The upshot here is that although Plaintiffs may have a meritorious claim under ERISA for breach of fiduciary duty, under the current state of the law they are only entitled to "other appropriate equitable relief." The Court is not able to say or predict what "other appropriate equitable relief" Plaintiffs could be awarded in the event they do succeed on their claim for breach of fiduciary duty, but is clear that they would not be entitled to recover what amounts to payment of compensatory damages. Therefore, because money damages are not an available form of relief, under the circumstances presented by Plaintiffs' motion, the limited relief that is available is tantamount to or the equivalent of no likelihood of success on the merits.
B. Irreparable Harm
The Court recognizes that Plaintiffs and the potential class members are retirees who presumably are on fixed incomes and that even a slight reduction in their monthly incomes can cause serious repercussions amounting to irreparable harm. See, e.g., Golden v. Kelsey-Hayes Co., 73 F.3d 648, 656 (6th Cir. 1996). Nonetheless, as noted above, the Court cannot grant injunctive relief where there is no likelihood of success on the merits. The Court has already found that there is no likelihood that Plaintiffs are entitled to recovery of compensatory damages. Thus, unfortunately, the irreparable harm factor essentially drops from the Court's analysis.
C. Harm to Others
In this particular case, to the extent that it affects the plan's actuarial assumptions or valuations and qualified status, granting injunctive relief could be harmful to the other plan participants who would not be members of the proposed class.
D. The Public's Interest
While the public would undoubtedly be sympathetic to Plaintiffs' predicament, in ERISA cases, the presumption is that if a specific remedy is not expressly authorized in the statutory scheme, then Congress did not intend for participants to have that remedy. Massachusetts Mut. Life Ins. Co. v. Russell, 473 U.S. 134, 147 (1985). Because ERISA does not authorize recovery of compensatory damages in this particular case, the Court believes that the public interest would weigh in favor of adhering to ERISA's enforcement scheme and against granting the injunctive relief requested by Plaintiffs.
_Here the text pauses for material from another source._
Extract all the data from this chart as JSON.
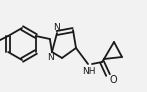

Because ERISA does not authorize an award of compensatory damages under the circumstances of this case, Plaintiffs have no likelihood of success on their petition for injunctive relief. As a consequence of that finding, the remaining factors of necessity weigh against Plaintiffs as well. According, Plaintiffs' motion for a temporary restraining order is not well-taken and is DENIED.